M-Files thus determines permissions based on metadata and not on the location of a document. This gives organisations unprecedented flexibility.

Permission management of documents capabilities

Permission management in M-Files is not based on the location of a document, but the metadata of that document. Metadata such as file, status, version and client then determine permission rules.

The great advantage of this is that metadata is unbounded and thus actually determines permissions for each property or step in a process, automatically if desired. This creates permission management at the individual level and, for example, an employee can see one document in a file while another remains closed.

Some examples of permission management based on metadata:

Document X possesses the following metadata:

  • Type: Contract
  • Client: Jansen BV
  • Status: awaiting review

Manager A can open and edit this document because he is responsible for this file and the review (based on the status of the document).

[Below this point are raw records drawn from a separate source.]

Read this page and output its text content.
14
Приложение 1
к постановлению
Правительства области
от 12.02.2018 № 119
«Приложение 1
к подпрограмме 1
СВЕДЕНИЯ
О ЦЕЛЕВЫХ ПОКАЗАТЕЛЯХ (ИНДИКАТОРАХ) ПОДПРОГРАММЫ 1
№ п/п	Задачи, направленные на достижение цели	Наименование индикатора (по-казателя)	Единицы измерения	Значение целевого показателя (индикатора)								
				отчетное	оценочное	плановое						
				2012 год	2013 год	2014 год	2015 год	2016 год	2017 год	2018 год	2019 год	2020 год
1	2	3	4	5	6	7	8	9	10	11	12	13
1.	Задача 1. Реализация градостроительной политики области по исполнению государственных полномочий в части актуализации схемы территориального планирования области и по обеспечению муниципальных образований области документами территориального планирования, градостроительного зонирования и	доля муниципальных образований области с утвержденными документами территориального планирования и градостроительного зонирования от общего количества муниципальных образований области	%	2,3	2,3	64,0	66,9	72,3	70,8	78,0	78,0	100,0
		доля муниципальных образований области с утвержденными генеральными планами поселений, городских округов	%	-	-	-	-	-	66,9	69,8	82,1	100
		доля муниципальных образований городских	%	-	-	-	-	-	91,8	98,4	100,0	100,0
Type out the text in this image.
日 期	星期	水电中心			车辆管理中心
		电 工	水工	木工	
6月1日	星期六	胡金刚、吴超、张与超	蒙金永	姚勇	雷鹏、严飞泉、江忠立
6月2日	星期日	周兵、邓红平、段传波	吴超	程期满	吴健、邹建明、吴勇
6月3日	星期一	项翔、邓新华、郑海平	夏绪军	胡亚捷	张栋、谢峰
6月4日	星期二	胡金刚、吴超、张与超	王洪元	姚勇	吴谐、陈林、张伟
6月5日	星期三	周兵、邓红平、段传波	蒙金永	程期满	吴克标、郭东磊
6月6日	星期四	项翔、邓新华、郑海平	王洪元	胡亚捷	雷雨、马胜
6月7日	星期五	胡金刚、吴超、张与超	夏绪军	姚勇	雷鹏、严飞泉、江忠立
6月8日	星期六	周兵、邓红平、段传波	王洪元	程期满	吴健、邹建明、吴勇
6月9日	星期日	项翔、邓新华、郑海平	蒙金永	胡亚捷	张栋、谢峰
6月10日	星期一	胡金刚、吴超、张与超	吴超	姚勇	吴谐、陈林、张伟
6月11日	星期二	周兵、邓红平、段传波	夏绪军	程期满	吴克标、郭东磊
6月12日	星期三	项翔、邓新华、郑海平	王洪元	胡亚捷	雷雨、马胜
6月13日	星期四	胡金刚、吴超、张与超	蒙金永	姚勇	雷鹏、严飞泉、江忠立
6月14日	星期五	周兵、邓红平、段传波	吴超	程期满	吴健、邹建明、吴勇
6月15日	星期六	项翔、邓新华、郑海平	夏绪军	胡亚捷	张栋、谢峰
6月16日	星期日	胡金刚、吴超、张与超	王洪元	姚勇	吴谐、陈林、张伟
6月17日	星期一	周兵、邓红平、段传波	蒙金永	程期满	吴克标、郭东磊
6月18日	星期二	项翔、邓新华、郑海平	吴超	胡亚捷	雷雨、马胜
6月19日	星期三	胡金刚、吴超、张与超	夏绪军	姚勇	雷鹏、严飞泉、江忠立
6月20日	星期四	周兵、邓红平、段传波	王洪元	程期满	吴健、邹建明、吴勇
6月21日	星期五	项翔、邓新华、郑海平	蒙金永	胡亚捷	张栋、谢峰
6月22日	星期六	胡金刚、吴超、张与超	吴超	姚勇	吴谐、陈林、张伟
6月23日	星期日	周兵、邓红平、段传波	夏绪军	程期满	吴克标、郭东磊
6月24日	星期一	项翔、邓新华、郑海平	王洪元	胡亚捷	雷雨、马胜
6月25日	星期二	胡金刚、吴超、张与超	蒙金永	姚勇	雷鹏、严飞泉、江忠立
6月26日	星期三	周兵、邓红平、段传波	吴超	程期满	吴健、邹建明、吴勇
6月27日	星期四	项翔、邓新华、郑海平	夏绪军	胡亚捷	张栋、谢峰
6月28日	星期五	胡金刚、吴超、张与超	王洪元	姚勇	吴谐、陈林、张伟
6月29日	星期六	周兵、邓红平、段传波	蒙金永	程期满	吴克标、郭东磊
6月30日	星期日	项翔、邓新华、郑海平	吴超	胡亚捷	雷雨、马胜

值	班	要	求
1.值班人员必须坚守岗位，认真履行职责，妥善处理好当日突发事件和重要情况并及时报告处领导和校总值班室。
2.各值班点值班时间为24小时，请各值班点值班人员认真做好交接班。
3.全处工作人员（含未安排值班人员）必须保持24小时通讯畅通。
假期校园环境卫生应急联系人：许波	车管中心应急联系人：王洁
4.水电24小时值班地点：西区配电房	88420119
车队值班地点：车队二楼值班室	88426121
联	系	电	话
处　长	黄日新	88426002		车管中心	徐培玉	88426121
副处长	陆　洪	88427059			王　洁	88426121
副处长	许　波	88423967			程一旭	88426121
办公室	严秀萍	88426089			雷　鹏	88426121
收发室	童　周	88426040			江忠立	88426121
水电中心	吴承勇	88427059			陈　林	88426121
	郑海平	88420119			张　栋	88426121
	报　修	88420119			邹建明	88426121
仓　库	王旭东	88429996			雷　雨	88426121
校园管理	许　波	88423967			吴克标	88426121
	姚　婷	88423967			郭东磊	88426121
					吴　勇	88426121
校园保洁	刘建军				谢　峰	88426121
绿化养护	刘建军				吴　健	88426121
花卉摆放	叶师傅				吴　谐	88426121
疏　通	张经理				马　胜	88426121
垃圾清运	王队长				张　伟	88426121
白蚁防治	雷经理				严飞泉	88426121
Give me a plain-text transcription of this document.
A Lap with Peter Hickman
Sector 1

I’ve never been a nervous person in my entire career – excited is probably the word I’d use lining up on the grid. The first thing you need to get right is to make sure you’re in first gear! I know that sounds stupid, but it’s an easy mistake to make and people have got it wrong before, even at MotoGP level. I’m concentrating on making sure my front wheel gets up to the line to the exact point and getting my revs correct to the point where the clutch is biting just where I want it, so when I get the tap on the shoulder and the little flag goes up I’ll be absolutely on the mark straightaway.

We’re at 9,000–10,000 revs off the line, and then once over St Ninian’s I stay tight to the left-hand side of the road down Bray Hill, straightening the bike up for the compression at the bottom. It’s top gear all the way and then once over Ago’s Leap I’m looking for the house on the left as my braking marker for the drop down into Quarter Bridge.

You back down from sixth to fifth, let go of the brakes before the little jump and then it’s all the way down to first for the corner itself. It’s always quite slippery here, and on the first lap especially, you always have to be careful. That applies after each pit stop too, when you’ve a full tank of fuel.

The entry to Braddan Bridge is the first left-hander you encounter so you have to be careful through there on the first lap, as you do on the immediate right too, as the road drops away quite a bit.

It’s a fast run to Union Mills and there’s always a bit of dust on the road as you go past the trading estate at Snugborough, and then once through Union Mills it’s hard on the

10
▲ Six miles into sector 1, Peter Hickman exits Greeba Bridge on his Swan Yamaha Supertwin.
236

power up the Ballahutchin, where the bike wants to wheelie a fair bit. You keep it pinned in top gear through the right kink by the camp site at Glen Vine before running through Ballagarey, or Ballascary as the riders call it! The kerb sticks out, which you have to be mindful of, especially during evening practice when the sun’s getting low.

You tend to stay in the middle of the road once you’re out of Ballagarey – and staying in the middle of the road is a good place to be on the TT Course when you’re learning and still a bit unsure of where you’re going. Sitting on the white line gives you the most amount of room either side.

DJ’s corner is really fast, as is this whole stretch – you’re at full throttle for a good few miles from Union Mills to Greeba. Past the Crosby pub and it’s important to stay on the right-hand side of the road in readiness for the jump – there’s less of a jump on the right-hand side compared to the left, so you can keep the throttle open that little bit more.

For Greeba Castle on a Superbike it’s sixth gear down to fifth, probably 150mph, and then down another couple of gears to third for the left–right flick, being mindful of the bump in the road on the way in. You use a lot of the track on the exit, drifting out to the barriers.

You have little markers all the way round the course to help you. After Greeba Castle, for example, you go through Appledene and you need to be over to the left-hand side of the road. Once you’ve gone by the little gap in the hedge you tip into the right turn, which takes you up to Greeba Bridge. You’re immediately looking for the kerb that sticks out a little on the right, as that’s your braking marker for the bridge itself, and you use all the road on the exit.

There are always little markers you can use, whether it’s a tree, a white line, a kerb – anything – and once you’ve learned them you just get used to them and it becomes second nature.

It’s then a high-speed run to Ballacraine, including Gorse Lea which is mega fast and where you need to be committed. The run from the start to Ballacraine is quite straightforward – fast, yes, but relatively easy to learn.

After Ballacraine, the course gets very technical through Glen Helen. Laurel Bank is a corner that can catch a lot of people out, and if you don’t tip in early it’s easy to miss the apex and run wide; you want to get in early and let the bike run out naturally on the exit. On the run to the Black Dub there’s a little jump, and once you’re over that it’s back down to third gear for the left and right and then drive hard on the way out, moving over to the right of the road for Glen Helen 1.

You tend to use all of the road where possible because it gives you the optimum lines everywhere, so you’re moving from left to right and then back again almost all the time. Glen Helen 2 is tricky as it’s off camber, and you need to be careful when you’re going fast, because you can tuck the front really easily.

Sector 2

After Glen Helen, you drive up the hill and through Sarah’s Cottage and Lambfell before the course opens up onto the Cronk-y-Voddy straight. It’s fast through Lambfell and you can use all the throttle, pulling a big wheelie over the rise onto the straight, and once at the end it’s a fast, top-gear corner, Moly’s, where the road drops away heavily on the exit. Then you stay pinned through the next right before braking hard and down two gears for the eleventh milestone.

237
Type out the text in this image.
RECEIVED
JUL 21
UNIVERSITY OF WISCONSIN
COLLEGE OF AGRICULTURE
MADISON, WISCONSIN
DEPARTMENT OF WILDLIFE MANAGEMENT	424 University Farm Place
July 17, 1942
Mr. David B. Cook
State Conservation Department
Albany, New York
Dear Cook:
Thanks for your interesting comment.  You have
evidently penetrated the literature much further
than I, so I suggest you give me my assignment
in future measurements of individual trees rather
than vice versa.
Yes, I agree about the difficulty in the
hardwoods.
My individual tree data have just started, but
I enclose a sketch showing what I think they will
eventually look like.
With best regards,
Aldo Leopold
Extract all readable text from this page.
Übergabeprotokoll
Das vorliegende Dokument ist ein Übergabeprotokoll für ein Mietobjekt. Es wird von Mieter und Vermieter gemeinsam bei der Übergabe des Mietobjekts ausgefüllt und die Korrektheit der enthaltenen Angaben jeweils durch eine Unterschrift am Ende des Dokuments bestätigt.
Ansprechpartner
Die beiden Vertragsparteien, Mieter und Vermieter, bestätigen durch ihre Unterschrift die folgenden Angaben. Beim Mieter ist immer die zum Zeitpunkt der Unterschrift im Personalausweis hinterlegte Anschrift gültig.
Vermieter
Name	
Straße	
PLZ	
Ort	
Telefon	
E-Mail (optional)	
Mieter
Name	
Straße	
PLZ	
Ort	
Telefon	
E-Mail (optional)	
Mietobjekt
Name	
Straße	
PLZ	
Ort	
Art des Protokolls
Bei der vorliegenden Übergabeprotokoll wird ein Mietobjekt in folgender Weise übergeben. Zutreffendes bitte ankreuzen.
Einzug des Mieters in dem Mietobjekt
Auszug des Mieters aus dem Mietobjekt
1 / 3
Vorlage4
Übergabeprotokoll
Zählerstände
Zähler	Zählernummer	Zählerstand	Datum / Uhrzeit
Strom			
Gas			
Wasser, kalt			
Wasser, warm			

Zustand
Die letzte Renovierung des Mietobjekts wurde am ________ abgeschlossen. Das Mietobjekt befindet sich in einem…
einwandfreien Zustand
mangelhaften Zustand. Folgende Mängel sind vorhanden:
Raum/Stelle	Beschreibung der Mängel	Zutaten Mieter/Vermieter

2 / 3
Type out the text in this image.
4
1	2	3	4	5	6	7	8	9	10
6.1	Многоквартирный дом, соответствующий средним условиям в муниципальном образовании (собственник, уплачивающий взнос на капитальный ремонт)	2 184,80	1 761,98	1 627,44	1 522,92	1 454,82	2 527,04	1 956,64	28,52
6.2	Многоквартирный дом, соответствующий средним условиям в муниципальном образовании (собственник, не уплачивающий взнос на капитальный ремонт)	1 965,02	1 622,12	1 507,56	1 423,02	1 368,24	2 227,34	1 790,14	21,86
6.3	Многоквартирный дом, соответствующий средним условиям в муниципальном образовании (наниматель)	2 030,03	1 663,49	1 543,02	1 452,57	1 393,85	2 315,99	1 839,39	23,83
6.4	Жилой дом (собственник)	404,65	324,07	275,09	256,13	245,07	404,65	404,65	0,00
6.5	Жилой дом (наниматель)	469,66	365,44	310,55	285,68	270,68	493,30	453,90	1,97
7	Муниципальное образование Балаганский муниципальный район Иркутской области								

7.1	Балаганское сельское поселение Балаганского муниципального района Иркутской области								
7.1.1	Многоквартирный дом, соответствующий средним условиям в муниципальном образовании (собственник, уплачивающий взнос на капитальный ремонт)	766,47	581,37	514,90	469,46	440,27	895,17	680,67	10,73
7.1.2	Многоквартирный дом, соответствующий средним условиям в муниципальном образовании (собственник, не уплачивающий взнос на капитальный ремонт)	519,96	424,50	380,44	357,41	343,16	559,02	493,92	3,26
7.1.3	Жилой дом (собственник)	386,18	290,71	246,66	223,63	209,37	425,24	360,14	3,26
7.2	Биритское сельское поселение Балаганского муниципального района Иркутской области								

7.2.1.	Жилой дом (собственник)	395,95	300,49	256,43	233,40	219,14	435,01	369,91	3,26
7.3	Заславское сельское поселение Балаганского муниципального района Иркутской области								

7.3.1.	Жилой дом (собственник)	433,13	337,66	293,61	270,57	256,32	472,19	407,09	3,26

Employee B can read but not edit this document (thanks to the status 'Waiting for review').

Metadata create the ability to set up process permissions. Consider, for example, a product development document. During the development phase of a product, the Research & Development department can access it, and at the production phase, documents also become available to the organisation's quality management department.

As permissions are metadata-based, this makes it very easy to create an overview of who is allowed to do what, when and why.

The benefits of document workflows

M-Files' permission management has great advantages for organisations.

Permissions based on metadata

Because permissions are based on metadata, unlimited possibilities arise in what determines who can do what and when.

Compliance with laws & regulations

Metadata allows directives to be adopted directly into permission management.

Multidisciplinary working

Access to information can easily be made dependent on discipline, team and departments within the organisation.

Process-oriented

Permissions can be controlled based on the step in a process. When the step in the process is changed, the permissions automatically change as predetermined.

Central management permissions

M-Files creates a central place where changes to permissions (or metadata) can easily be made.

Overview permissions

From the M-Files platform, one quickly creates permission statements.